Ее любовью в равной мере
Наделены пернатые и звери.
Детенышей беспомощность и малость
Внушают нежность ей и жалость.
Как облако с небес
Потоком проливается на лес,
Так этой деве любо изливать
На юные созданья благодать.
Ей имя «Сердобольная» под стать.
Созвездий танец ритмом первозданным
Наполнил это тело с гибким станом.
Не радуга ли воплотилась в ней,
Когда прошла пора дождей?
Небесных дев персты
Ее лица наметили черты
Тончайшей кистью рисовальной.
Певучий смех ей дан и голос музыкальный,
А нежностью и белизной рука
Поспорит с лотосом, раскрывшимся слегка.
Ее глаза – двоякий черный пламень.
Как радости река, тоски сдвигая камень,
Она сама – свободы воплощенье —
Душе подавленной несет освобожденье.
В ее походке – струн звучат напевы.
Наверно, «Радость» – имя этой девы.
Она дыханьем жизни юной
Как будто наполняет час безлунный, —
Таинственную пору,
Невидимую внутреннему взору,
Когда над гущей тьмы, где притаился сон,
Восходит солнце и, не сразу пробужден,
Весь лес как бы охвачен легкой дрожью,
Бегущей от вершин деревьев к их подножью.

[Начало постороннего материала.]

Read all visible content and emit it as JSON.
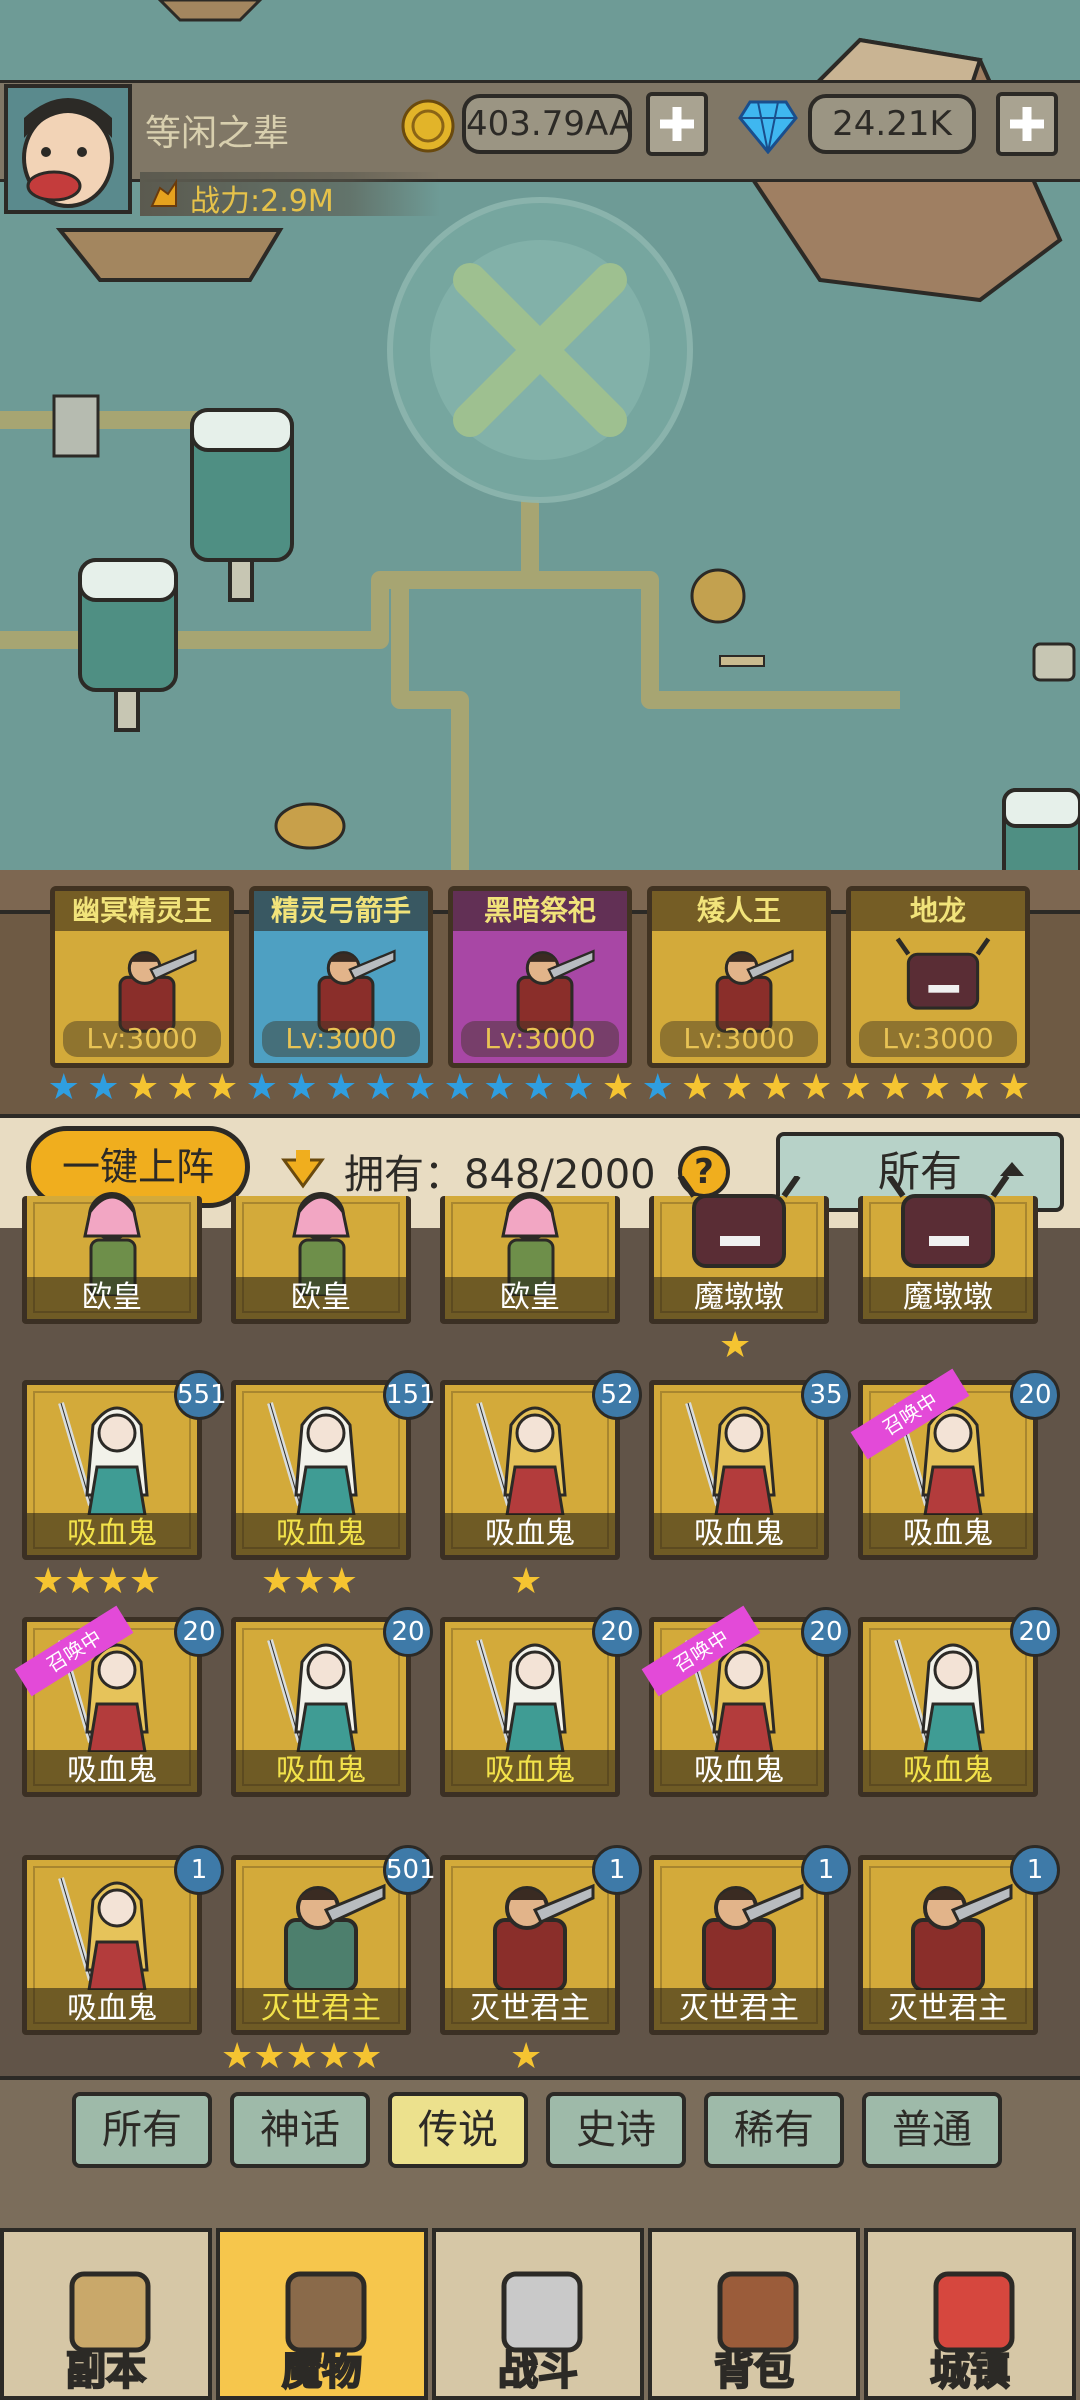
{
  "player": {
    "name": "等闲之辈",
    "power": "战力:2.9M"
  },
  "resources": {
    "gold": "403.79AA",
    "gems": "24.21K"
  },
  "formation": [
    {
      "name": "幽冥精灵王",
      "level": "Lv:3000",
      "color": "#d3aa3a"
    },
    {
      "name": "精灵弓箭手",
      "level": "Lv:3000",
      "color": "#4ea0c2"
    },
    {
      "name": "黑暗祭祀",
      "level": "Lv:3000",
      "color": "#a847a5"
    },
    {
      "name": "矮人王",
      "level": "Lv:3000",
      "color": "#d3aa3a"
    },
    {
      "name": "地龙",
      "level": "Lv:3000",
      "color": "#d3aa3a"
    }
  ],
  "formation_stars": {
    "colors": [
      "blue",
      "blue",
      "gold",
      "gold",
      "gold",
      "blue",
      "blue",
      "blue",
      "blue",
      "blue",
      "blue",
      "blue",
      "blue",
      "blue",
      "gold",
      "blue",
      "gold",
      "gold",
      "gold",
      "gold",
      "gold",
      "gold",
      "gold",
      "gold",
      "gold"
    ],
    "blue_hex": "#2f9ee0",
    "gold_hex": "#f5c431"
  },
  "controls": {
    "auto_deploy": "一键上阵",
    "owned_label": "拥有：",
    "owned_value": "848/2000",
    "help": "?",
    "filter": "所有"
  },
  "monsters": [
    {
      "name": "欧皇",
      "gold": false
    },
    {
      "name": "欧皇",
      "gold": false
    },
    {
      "name": "欧皇",
      "gold": false
    },
    {
      "name": "魔墩墩",
      "gold": false,
      "stars": 1
    },
    {
      "name": "魔墩墩",
      "gold": false
    },
    {
      "name": "吸血鬼",
      "gold": true,
      "count": "551",
      "stars": 4,
      "hair": "white"
    },
    {
      "name": "吸血鬼",
      "gold": true,
      "count": "151",
      "stars": 3,
      "hair": "white"
    },
    {
      "name": "吸血鬼",
      "gold": false,
      "count": "52",
      "stars": 1,
      "hair": "blonde"
    },
    {
      "name": "吸血鬼",
      "gold": false,
      "count": "35",
      "hair": "blonde"
    },
    {
      "name": "吸血鬼",
      "gold": false,
      "count": "20",
      "ribbon": "召唤中",
      "hair": "blonde"
    },
    {
      "name": "吸血鬼",
      "gold": false,
      "count": "20",
      "ribbon": "召唤中",
      "hair": "blonde"
    },
    {
      "name": "吸血鬼",
      "gold": true,
      "count": "20",
      "hair": "white"
    },
    {
      "name": "吸血鬼",
      "gold": true,
      "count": "20",
      "hair": "white"
    },
    {
      "name": "吸血鬼",
      "gold": false,
      "count": "20",
      "ribbon": "召唤中",
      "hair": "blonde"
    },
    {
      "name": "吸血鬼",
      "gold": true,
      "count": "20",
      "hair": "white"
    },
    {
      "name": "吸血鬼",
      "gold": false,
      "count": "1",
      "hair": "blonde"
    },
    {
      "name": "灭世君主",
      "gold": true,
      "count": "501",
      "stars": 5,
      "kind": "king"
    },
    {
      "name": "灭世君主",
      "gold": false,
      "count": "1",
      "stars": 1,
      "kind": "king2"
    },
    {
      "name": "灭世君主",
      "gold": false,
      "count": "1",
      "kind": "king2"
    },
    {
      "name": "灭世君主",
      "gold": false,
      "count": "1",
      "kind": "king2"
    }
  ],
  "rarity_tabs": [
    "所有",
    "神话",
    "传说",
    "史诗",
    "稀有",
    "普通"
  ],
  "active_rarity": 2,
  "nav": [
    "副本",
    "魔物",
    "战斗",
    "背包",
    "城镇"
  ],
  "active_nav": 1
}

Неясным трепетом пронизан воздух,
А в птичьих гнездах
Еще невнятен щебет и незвонок,
Как проба голосов спросонок.
Каким-то изумленным созерцаньем
И смутным ожиданьем
Неведомых чудес
Наполнен лес.
Ее душа еще во власти сна,
И в то же время бодрствует она,
Предчувствуя глубокий смысл восхода;
Вся – чистота, бесстрашье и свобода,
Она – самой себя блестящее открытье,
Но это лишь безмолвное наитье.
Ее величье – тайное, оно
В моей душе отражено.
Незримой колесницы шум
И ви́ны золотой звучанье будят ум.
Речей обрывки и напевы
Проникнут исподволь в сознанье девы.
Подобно лотосу, раскроется душа,
Молитву солнцу вознести спеша.
Благословляя жизни ликованье,
Ее сиянье, цвет, благоуханье,
Проснется новый день и раскует сознанье.
С него спадут оковы сна,
Корысти путы, страсти пелена.
Дыханье ночника, отравленное чадом,
Развеет ветер, чье дыханье пахнет садом.
Она – как солнцу гимн, как славословье свету.
Я «Утренней Зарей» назвал бы деву эту.